I think the opposite is actually the case- the young millennials without a college education are indeed unemployed at an alarming rate, but even the college educated millennials are struggling. Those who could not make it in college (no do-overs) revert to the halcyon epoch of their childhood when playing video games was a source of "good feelings" since they could WIN with little effort. Their past-time as a youth becomes a psychological crutch for their failures in real life as an adult. Their social ineptitude manifest by a generation texting instead of actually talking, created a large group of misfits for the current job market, that for the most part relies on traditional forms of communication. Their "friends" are video sobriquets that they will never meet and live thousands of miles away, likely to pop out of their lives when the "friends" acquire a real job or when their video account runs out.

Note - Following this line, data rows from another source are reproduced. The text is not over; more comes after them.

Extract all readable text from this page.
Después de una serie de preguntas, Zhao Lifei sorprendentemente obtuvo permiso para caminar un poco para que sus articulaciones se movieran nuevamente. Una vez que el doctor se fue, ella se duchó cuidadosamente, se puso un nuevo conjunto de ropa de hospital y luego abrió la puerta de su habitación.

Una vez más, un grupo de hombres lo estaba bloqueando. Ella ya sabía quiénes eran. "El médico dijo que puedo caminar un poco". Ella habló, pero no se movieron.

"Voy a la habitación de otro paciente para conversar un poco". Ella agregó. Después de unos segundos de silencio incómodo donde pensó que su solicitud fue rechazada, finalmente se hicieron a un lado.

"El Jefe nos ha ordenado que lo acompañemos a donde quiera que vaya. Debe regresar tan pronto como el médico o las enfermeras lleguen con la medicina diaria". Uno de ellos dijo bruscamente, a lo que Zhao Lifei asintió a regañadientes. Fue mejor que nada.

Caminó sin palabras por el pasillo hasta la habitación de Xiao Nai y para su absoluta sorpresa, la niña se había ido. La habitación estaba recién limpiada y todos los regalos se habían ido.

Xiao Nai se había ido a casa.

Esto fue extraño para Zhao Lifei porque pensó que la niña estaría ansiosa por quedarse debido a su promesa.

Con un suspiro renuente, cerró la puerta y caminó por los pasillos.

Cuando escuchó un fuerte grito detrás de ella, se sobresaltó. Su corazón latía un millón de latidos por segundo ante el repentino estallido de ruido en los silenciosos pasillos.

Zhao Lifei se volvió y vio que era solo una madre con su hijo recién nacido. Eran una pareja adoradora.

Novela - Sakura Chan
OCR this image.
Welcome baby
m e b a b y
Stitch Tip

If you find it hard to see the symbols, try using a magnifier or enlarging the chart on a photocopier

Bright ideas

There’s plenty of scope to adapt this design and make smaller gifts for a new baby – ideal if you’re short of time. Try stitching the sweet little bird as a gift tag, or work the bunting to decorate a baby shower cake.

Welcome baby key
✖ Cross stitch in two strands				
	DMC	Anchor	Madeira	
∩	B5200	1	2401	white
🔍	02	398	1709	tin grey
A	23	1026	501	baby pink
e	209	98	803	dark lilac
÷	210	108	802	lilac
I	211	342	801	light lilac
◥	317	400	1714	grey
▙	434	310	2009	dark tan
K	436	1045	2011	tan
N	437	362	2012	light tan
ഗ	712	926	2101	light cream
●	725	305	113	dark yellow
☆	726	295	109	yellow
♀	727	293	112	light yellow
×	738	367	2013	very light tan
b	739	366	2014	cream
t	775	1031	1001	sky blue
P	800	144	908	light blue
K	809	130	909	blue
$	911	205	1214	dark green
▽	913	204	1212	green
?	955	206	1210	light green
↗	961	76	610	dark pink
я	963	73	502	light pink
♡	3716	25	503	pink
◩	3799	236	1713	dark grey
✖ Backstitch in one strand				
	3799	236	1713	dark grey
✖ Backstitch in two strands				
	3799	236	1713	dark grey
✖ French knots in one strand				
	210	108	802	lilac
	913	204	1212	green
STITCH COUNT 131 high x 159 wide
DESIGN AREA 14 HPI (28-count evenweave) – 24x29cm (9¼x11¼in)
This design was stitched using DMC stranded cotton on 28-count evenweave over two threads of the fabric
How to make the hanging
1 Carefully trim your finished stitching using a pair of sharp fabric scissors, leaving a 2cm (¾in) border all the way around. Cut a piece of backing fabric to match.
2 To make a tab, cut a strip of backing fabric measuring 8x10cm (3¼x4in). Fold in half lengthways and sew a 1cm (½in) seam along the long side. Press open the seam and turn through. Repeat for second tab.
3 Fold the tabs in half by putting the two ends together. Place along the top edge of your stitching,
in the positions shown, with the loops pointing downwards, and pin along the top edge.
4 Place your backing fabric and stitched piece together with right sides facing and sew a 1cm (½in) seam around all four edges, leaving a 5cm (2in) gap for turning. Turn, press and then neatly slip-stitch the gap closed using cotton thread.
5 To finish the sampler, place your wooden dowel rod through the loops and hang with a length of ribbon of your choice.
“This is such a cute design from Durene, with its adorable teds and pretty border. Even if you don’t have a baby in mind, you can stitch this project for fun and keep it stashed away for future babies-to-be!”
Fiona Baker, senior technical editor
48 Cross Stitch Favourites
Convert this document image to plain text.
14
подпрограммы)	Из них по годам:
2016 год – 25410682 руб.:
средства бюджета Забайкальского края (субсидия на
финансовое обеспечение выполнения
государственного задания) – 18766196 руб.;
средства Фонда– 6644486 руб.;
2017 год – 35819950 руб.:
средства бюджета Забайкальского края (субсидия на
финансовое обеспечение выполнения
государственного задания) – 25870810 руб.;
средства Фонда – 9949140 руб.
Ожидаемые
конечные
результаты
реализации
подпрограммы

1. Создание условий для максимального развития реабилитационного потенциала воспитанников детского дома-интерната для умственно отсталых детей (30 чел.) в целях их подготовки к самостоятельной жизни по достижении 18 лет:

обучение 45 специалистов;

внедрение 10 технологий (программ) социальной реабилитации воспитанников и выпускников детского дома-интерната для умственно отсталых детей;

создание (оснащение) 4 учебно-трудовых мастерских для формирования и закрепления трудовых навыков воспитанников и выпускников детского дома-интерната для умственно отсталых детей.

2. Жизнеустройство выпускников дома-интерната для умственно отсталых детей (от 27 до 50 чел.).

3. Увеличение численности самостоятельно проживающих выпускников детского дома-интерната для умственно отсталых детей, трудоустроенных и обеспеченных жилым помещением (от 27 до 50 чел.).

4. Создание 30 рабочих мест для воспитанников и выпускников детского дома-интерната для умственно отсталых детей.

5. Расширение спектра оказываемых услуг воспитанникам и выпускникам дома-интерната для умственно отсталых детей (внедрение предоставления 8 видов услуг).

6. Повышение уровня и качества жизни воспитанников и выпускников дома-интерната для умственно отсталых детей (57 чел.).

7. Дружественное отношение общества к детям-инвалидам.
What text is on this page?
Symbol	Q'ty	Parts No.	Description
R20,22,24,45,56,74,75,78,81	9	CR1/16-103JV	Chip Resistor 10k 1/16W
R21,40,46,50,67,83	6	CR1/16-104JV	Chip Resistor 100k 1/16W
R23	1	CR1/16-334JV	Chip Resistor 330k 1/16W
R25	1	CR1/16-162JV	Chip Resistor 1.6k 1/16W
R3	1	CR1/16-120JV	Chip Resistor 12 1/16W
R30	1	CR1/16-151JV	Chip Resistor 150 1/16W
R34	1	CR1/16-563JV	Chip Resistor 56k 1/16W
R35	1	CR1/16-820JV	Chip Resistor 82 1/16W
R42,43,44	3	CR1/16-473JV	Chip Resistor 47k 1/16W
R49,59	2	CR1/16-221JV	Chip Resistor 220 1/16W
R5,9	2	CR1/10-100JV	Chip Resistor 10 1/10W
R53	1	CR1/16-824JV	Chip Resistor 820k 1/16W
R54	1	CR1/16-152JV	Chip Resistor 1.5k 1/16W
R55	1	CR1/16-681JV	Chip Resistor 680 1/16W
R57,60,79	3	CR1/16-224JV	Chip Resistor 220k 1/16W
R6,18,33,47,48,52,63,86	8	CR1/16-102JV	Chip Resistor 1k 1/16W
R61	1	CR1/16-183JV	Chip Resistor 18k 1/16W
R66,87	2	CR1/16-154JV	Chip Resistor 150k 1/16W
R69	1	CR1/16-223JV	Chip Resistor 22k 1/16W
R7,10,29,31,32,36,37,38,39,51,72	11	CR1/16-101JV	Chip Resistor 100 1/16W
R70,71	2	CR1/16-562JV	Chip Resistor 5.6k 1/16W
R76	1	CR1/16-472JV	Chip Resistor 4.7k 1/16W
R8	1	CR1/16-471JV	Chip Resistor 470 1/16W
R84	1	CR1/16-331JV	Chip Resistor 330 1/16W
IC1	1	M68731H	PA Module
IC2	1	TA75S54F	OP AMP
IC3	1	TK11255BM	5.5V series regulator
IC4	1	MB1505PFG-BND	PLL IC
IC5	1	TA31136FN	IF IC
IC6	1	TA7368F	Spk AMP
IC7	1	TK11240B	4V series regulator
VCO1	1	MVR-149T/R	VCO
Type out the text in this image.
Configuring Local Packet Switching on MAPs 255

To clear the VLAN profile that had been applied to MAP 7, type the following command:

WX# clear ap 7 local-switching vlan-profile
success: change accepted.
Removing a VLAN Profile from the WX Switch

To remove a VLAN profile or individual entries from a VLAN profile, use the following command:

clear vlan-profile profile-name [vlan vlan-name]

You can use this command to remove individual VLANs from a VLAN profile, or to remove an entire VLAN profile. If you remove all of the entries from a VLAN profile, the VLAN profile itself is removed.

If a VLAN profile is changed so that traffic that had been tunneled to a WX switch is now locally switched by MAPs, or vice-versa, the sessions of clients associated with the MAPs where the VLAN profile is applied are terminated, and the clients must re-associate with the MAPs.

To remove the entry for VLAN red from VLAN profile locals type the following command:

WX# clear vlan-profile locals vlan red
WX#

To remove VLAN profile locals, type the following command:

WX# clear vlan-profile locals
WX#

Unlike in European countries where trades are lauded equally to college, the millennials have no such fall back position since the solitary focus of the secondary education system in the US is to create attendees at college, not plumbers and electricians who are viewed as subhuman by educators. So, lacking the capability to fit into college and with no fall back position, the millennials slip back into what is comfortable- their gaming skills. These skills at least allow them some strokes that they would not get working as a convenience store clerk at age 25. Their mothers speak in whispers about their job to others when asked "where is Johnny working". The jobs they actually do land are typically quite transient, since millennials see a dead end job as the dead end job it is, and would rather live at home without having to support themselves, with no prospects for the future, and only a vague sense of wanting to be happy as the solitary goal in life. Industry, creation, work ethics, and long term concrete goals remain foreign to millennials as a group, since their focus is quite different from past generations. Getting a job, saving money, building a financially stable life is not nearly as important as finishing Halo 1-5 on Legendary mode.
So we can't blame the millennials for all the problems they face, but wouldn't it have been interesting had they not been given 3 do-overs on those classroom tests, or given extra credit for going to the theater to watch a non-sequitur movie for a class, or for just once, not have been given any one of their entire collection of participation trophies? The world might be a different place.